Benefit of aspirin for healthy people is uncertain
A new study has shown that, while taking aspirin is beneficial in preventing heart attacks and strokes among people with established cardiovascular disease (secondary prevention), its benefits don’t clearly outweigh the risks in healthy people (primary prevention).
Researchers at the Clinical Trial Service Unit at the University of Oxford analysed data from a number of primary and secondary prevention trials that had compared long-term aspirin use against controls. The findings are published in The Lancet.
In the primary prevention trials, aspirin reduced the risk of a non-fatal heart attack by about one fifth. This corresponds to five fewer such episodes each year for every 10,000 people treated. This is offset by a comparable increase in bleeds with long-term aspirin use. One extra stroke is caused by bleeding and three extra gastrointestinal bleeds occur each year per 10,000 treated.
In the secondary prevention studies, aspirin reduced the risk of a serious vascular event (a heart attack, stroke or cardiovascular death) by about a fifth. But the risk of an event is much higher among people with established cardiovascular disease, so that there were 150 fewer such events each year for every 10,000 patients treated. This large benefit greatly exceeds the risk of bleeding.

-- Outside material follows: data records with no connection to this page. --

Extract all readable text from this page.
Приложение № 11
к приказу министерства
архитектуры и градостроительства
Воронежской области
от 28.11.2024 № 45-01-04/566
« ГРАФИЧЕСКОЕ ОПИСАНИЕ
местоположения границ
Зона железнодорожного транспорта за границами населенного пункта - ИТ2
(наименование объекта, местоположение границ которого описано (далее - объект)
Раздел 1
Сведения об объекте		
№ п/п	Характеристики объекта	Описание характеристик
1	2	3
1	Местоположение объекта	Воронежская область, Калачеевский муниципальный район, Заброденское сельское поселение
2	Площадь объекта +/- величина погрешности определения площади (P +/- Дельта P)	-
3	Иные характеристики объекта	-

In both sets of trials, the risk of a serious vascular event was reduced to a similar degree in both men and women.
Previous reviews of primary prevention trials have led to guidelines recommending that aspirin be used widely among healthy people who are more at risk of coronary heart disease, having raised blood cholesterol or blood pressure for example.
But the new analyses show that many people with above average risk of coronary heart disease are also at above average risk of suffering a bleed, so this method of selecting whom to treat may not be appropriate.
Professor Colin Baigent, an MRC scientist who led the work at the Clinical Trial Service Unit, says: ‘The primary prevention trials were completed some years ago, when modern drugs such as statins were not widely available. Nowadays, primary prevention with statins and other drugs can safely half the risk of heart attacks and strokes.’
‘When aspirin is added to such drugs, the further reduction in serious vascular events is only about half as large as when it is used alone, but the bleeding risks will remain about the same. This has important implications when judging the likely effects of aspirin in practice.’
The authors conclude: ‘Aspirin is of clear benefit for people who already have cardiovascular disease, but the latest research does not seem to justify general guidelines advocating the routine use of aspirin in all healthy individuals above a moderate level of risk for coronary heart disease.’
When prescribing aspirin to healthy individuals, it is important to consider the potential of such a policy to cause harm. Professor Baigent adds: ‘Drug safety really matters when making recommendations for tens of millions of healthy people. We don’t have good evidence that, for healthy people, the benefits of long-term aspirin exceed the risks by an appropriate margin.’